Have you ever tried writing a scrapper. I have for offline reference material. You’ll do that a few times and know. I usually only want a relatively small site (say a Khan Academy lesson which doesn’t save text offline, just videos) and put in a large delay between requests but I’ll still come back after thinking I have it down and it’s thrashed something
I don’t really get those bots.
Like, there are bots that are trying to scrape product info, or prices, or scan for quantity fields. But why the hell do some of these bots behave the way they do?
Do you use Shopify by chance? With Shopify the bots could be scraping the product.json endpoint unless it’s disabled in your theme.

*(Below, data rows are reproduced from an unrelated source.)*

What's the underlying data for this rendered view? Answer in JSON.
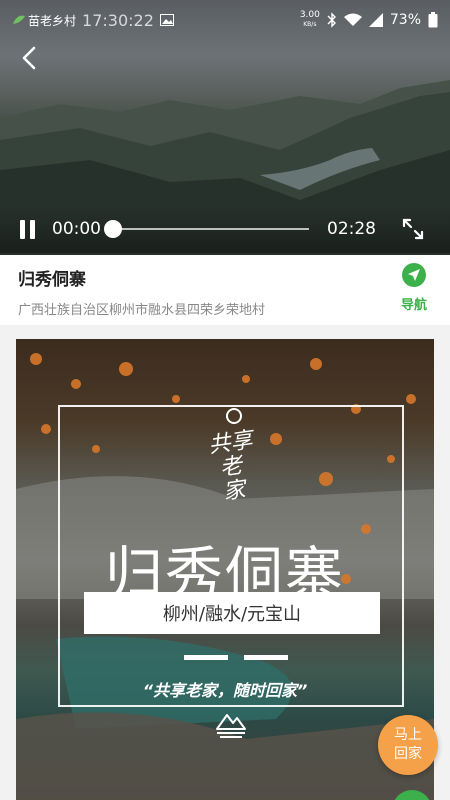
{
  "status_bar": {
    "app_name": "苗老乡村",
    "time": "17:30:22",
    "speed": "3.00",
    "speed_unit": "KB/s",
    "battery": "73%"
  },
  "video": {
    "current_time": "00:00",
    "total_time": "02:28",
    "progress": 0
  },
  "place": {
    "name": "归秀侗寨",
    "address": "广西壮族自治区柳州市融水县四荣乡荣地村",
    "nav_label": "导航"
  },
  "poster": {
    "calligraphy": [
      "共享",
      "老家"
    ],
    "title": "归秀侗寨",
    "subtitle": "柳州/融水/元宝山",
    "slogan": "“共享老家，随时回家”"
  },
  "floating": {
    "go_home_lines": [
      "马上",
      "回家"
    ]
  },
  "colors": {
    "accent_green": "#3cb04a",
    "go_home_orange": "#f4a14a"
  },
  "icons": [
    "back-arrow-icon",
    "pause-icon",
    "fullscreen-icon",
    "navigation-arrow-icon",
    "mountain-logo-icon",
    "wifi-icon",
    "signal-icon",
    "battery-icon",
    "bluetooth-icon"
  ]
}
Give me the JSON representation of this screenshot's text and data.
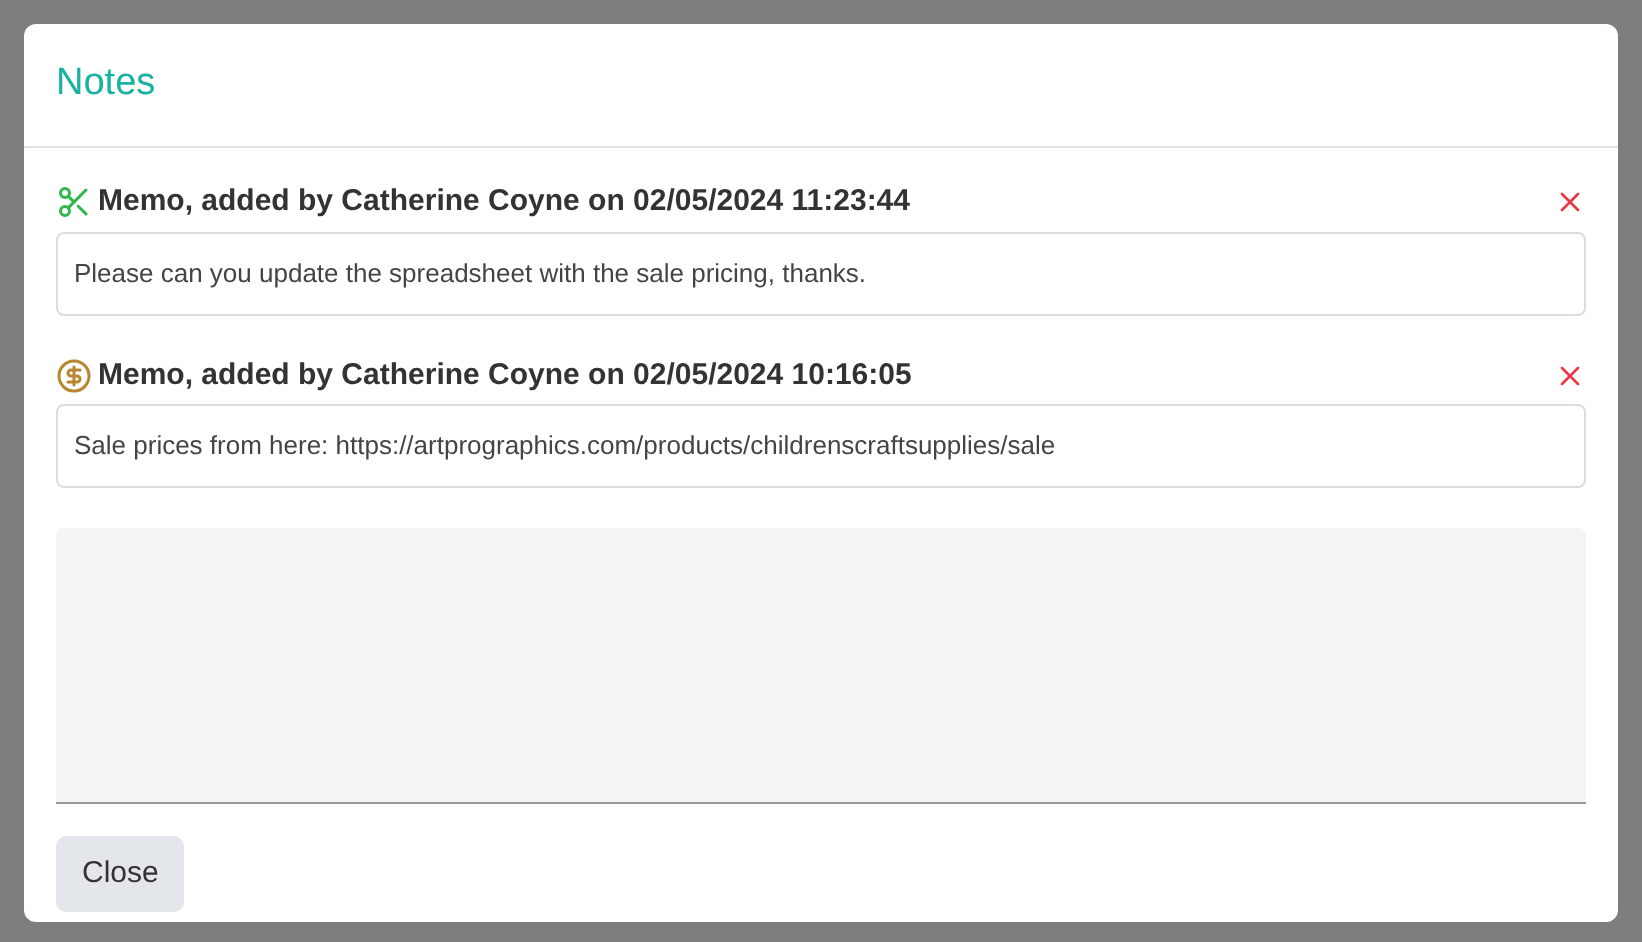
{
  "dialog": {
    "title": "Notes",
    "memos": [
      {
        "kind": "scissors",
        "heading": "Memo, added by Catherine Coyne on 02/05/2024 11:23:44",
        "text": "Please can you update the spreadsheet with the sale pricing, thanks."
      },
      {
        "kind": "dollar",
        "heading": "Memo, added by Catherine Coyne on 02/05/2024 10:16:05",
        "text": "Sale prices from here: https://artprographics.com/products/childrenscraftsupplies/sale"
      }
    ],
    "buttons": [
      "Close"
    ]
  }
}
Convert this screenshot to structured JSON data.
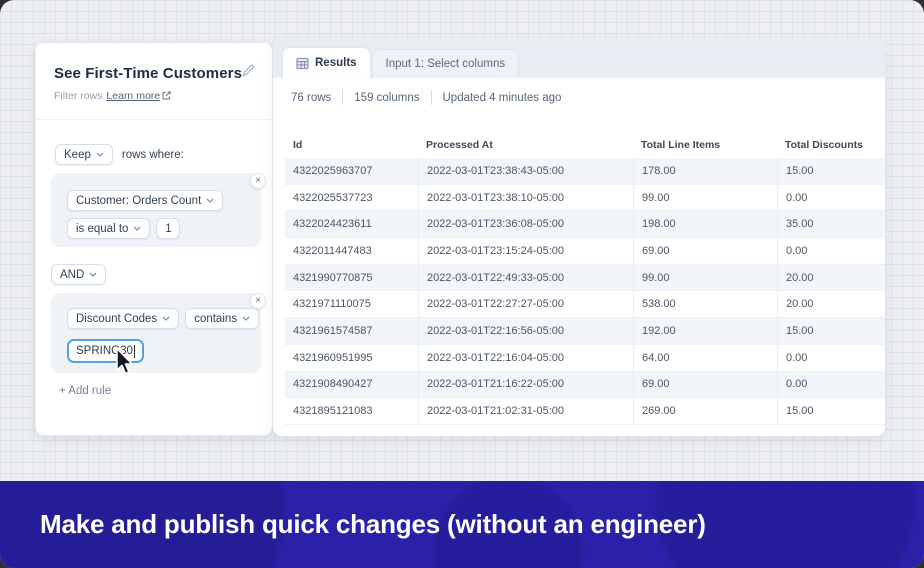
{
  "left_panel": {
    "title": "See First-Time Customers",
    "subtitle": "Filter rows",
    "learn_more_label": "Learn more",
    "keep_label": "Keep",
    "rows_where_label": "rows where:",
    "and_label": "AND",
    "add_rule_label": "+ Add rule",
    "rule1": {
      "field": "Customer: Orders Count",
      "operator": "is equal to",
      "value": "1"
    },
    "rule2": {
      "field": "Discount Codes",
      "operator": "contains",
      "value": "SPRING30"
    }
  },
  "tabs": [
    {
      "label": "Results",
      "active": true
    },
    {
      "label": "Input 1: Select columns",
      "active": false
    }
  ],
  "status": {
    "rows": "76 rows",
    "columns": "159 columns",
    "updated": "Updated 4 minutes ago"
  },
  "table": {
    "headers": [
      "Id",
      "Processed At",
      "Total Line Items",
      "Total Discounts"
    ],
    "rows": [
      [
        "4322025963707",
        "2022-03-01T23:38:43-05:00",
        "178.00",
        "15.00"
      ],
      [
        "4322025537723",
        "2022-03-01T23:38:10-05:00",
        "99.00",
        "0.00"
      ],
      [
        "4322024423611",
        "2022-03-01T23:36:08-05:00",
        "198.00",
        "35.00"
      ],
      [
        "4322011447483",
        "2022-03-01T23:15:24-05:00",
        "69.00",
        "0.00"
      ],
      [
        "4321990770875",
        "2022-03-01T22:49:33-05:00",
        "99.00",
        "20.00"
      ],
      [
        "4321971110075",
        "2022-03-01T22:27:27-05:00",
        "538.00",
        "20.00"
      ],
      [
        "4321961574587",
        "2022-03-01T22:16:56-05:00",
        "192.00",
        "15.00"
      ],
      [
        "4321960951995",
        "2022-03-01T22:16:04-05:00",
        "64.00",
        "0.00"
      ],
      [
        "4321908490427",
        "2022-03-01T21:16:22-05:00",
        "69.00",
        "0.00"
      ],
      [
        "4321895121083",
        "2022-03-01T21:02:31-05:00",
        "269.00",
        "15.00"
      ]
    ]
  },
  "banner": {
    "text": "Make and publish quick changes (without an engineer)",
    "background": "#2b21a8",
    "text_color": "#ffffff"
  },
  "icons": {
    "close_glyph": "×",
    "edit": "pencil-icon",
    "external_link": "external-link-icon",
    "results_tab": "table-icon",
    "chevron": "chevron-down-icon",
    "mouse": "mouse-cursor"
  },
  "colors": {
    "canvas_background": "#edeff3",
    "card_background": "#ffffff",
    "tab_strip": "#e8ecf3",
    "rule_card": "#eff3f8",
    "focused_input_border": "#55a1e6",
    "banner": "#2b21a8",
    "zebra_row": "#f2f6fa"
  }
}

Shopify just seems to show the updated at timestamp from the db in their headers+product data, so inventory quantity changes actually result in a timestamp change that can be used to estimate your sales.
There are companies that do that and sell sales numbers to competitors.
No idea why they have inventory info on their products table, it’s probably a performance optimization.
I haven’t really done much scraping work in a while, not since before these new stupid scrapers started proliferating.
porcoesphino@mander.xyz 2 days ago
dual_sport_dork@lemmy.world 2 days ago
Negative. Our solution is completely home grown. All artisinal-like, from scratch. I can’t imagine I reveal anything anyone would care about much except product specs, and our inventory and pricing really doesn’t change very frequently.
Even so, you think someone bothering to run a botnet to hound our site would distribute page loads across all of our products, right? Not just one. It’s nonsensical.
panda_abyss@lemmy.ca 2 days ago
Yeah, that’s the kind of weird shit I don’t understand. Someone on the other hand is paying for servers and a residential proxy to send that traffic too. Why?
Nighed@feddit.uk 2 days ago
Can you just move that product to a new URL? What happens?
dual_sport_dork@lemmy.world 2 days ago
It doesn’t quite work that way, since the URL is also the model number/SKU which comes from the manufacturer. I suppose I could write an alias for just that product but it would become rather confusing.
What I did experiment with was temporarily deleting the product altogether for a day or two. (We barely ever sell it. Maybe 1 or 2 units of it a year. This is no great loss in the name of science.) This causes our page to return a 404 when you try to request it. The bots blithely ignored this, and continued attempting to hammer that nonexistent page all the same. Puzzling.
DoGeeseSeeGod@lemmy.blahaj.zone 2 days ago
This is far beyond my limited coding experience but I do enjoy a good puzzle. In your opinion do you think it could be some gen AI scraper. Like the gen AI is deciding what page to scrape and cuz its stupid it keeps selecting your page?
Alternatively I wonder if the product page just happens to have an unsual combinination of keywords that the bot is looking for. Maybe its looking for cheap prices of RAM and the page has some keywords related to RAM?
Good luck I hope you are able to get them to start hammering that page.
lka1988@lemmy.dbzer0.com 2 days ago
Could it be a competitor for that particular product? Hired some foreign entity to hit anything related to their own product?
dual_sport_dork@lemmy.world 2 days ago
Maybe, but I also carry literally hundreds of other products from that same brand including several that are basically identical with trivial differences, and they’re only picking on that one particular SKU.
DoGeeseSeeGod@lemmy.blahaj.zone 2 days ago
Have you googled the SKU and see if anything else happens to share the number?